I need to install T-molding between a new hardwood floor and existing tile floor. (I have some other transitions to install, but this is the most tricky one) The literature I've found about installing transitions say to use construction adhesive to attach the T-molding to the tile, leaving an expansion gap on the hardwood side. Since I did a nail-down application for the wood floor, and not glue-down, I have no adhesive, and don't want to buy a big bucket of it just for the transitions.

At Home Depot yesterday, I found several products in the glue section (DAP, GE Silicone II, etc), that list "moldings" as applications, but I'm unsure if they only mean wall moldings, or floor moldings too. Mostly these appear to be labeled "All-purpose", and say they can be used for wood, tile, etc. Does anyone have advice for what I should use? Thanks


----------



## Bud Cline (Mar 12, 2006)

> The literature I've found about installing transitions say to use construction adhesive to attach the T-molding to the tile,


That's nuts! If you glue one to the other you would want to glue the two more similar products together because of different rates of expansion and contraction between the tile and the other components.
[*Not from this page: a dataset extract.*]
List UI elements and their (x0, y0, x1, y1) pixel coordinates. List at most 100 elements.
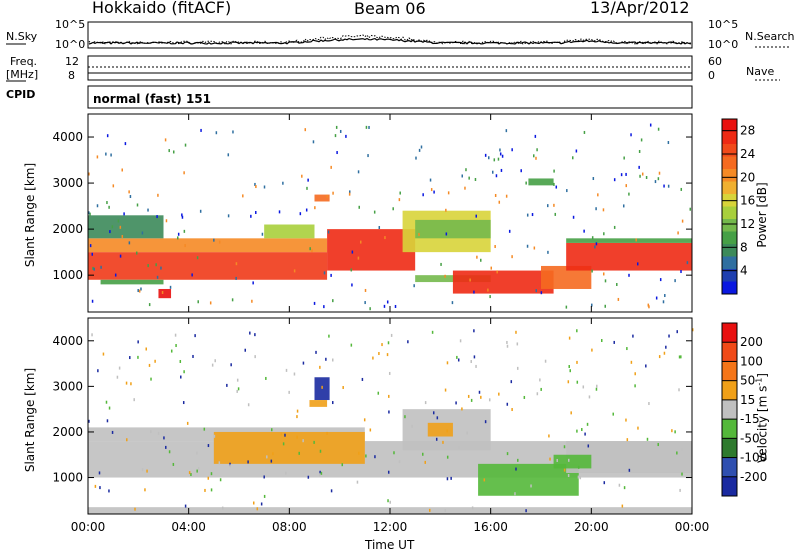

Glue the "T" to the wood and let it ride the surface of the tile without any glue.

Actually most "T" moldings are installed in a metal channel that is fastened to the subfloor and the "T" simply snaps into the metal.

As far as the proper adhesive to use it would be "contact adhesive" applied to both surfaces (to be glued) and allow it to air-dry for a few minutes until both are tacky. Press them together and watch it hold.:thumbup:


----------



## preciouschristy (Jun 14, 2009)

I'm getting more confused. None of the websites or books I'd seen mention this "track" you're talking about, but after googling "t-molding track" I find several sites selling t-molding WITH track. Of course, mine didn't come with track.

None of the websites are consistent with each other. Some say to glue it to the tile, others say glue it to "one" of the surfaces, doesn't matter which. Several say to drill pilot holes if I'm going to nail it. If I'm installing it directly to the wood flooring, should I nail it instead of gluing it? I nailed the rest of the floor down.

It's truly annoying that there is an abundance of books, articles and websites (not to mention the directions from the flooring manufacturer) that describe in great detail how to lay the flooring, and almost none that tell you how to install the moldings.


----------



## Bud Cline (Mar 12, 2006)

Sure you can nail it absent the metal channel. They are correct that you MUST first drill pilot holes. Drill the holes, glue it only the the substrate, then drive finish nails to take it home.

THEN, force a little caulk under both sides to close the hairline gap and absorb any movement. Try that.

There is more than one way to skin a cat and getting frustrated over various recommendations that exist in the flooring industry is a waste of energy.


----------



## preciouschristy (Jun 14, 2009)

Thanks- I'll give it a try :thumbsup:


----------